“I knows more of him 'n I wants ter,” replied the lad. “Oh, marm, that's old Herne, 'nd we uns air the fust ones ez hev be'n in hyar whar he stays. I ganny! I thort shore he'd hev yeaten ye up.”
“Well, but who is he?”
“Well, they do say ez the devil yowns him, not but what he air powerful 'ligyus. No one knows much 'bouten him, 'cep'n' he's all'ays a projeckin' eround the Dismal whar no one yelse wants ter be.”
“Has he been here long?”
“Yurs 'nd yurs, they say.” Tommy shook his head as though unable to measure the years during which Herne the Hunter had been acquiring his present unsavory reputation, but solved the riddle by exclaiming: “I reckon he hev all'ays be'n that-a-way.”
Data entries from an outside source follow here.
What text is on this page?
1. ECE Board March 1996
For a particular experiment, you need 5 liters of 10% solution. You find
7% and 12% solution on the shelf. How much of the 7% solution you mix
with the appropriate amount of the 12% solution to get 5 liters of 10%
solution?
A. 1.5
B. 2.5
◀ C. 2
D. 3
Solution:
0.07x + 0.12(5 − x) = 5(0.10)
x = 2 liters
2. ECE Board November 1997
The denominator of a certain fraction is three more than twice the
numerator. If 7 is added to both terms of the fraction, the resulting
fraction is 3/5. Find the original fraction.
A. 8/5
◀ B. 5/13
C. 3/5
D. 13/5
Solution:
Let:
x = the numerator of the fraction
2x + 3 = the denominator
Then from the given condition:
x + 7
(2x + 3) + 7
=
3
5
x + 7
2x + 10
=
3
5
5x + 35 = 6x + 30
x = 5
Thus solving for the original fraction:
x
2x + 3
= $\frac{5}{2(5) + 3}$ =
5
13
An hour or more passed. Tommy fell asleep, while the lady sat musing by his side. She did not feel like sleeping, though much fatigued. Finally she heard a deep sigh behind her, and turning saw the object of her fears regarding her sombrely. The sight of her face appeared to shock him, for he turned half away as he said:
“You have eaten the food that is the curse of life, in that it sustains it. Yet such we are. Sleep, therefore, for you have weary miles to go, ere you can reach the Swananoa.”
There was an indescribable sadness in his tone that touched her, and she regarded him curiously.
“Who are you,” she asked, “and why do you choose to live in such a place as this?”
“Ask naught of me,” he said, with an energy he seemed unable to repress. “Ask rather of yourself who am I and how came I—thus.”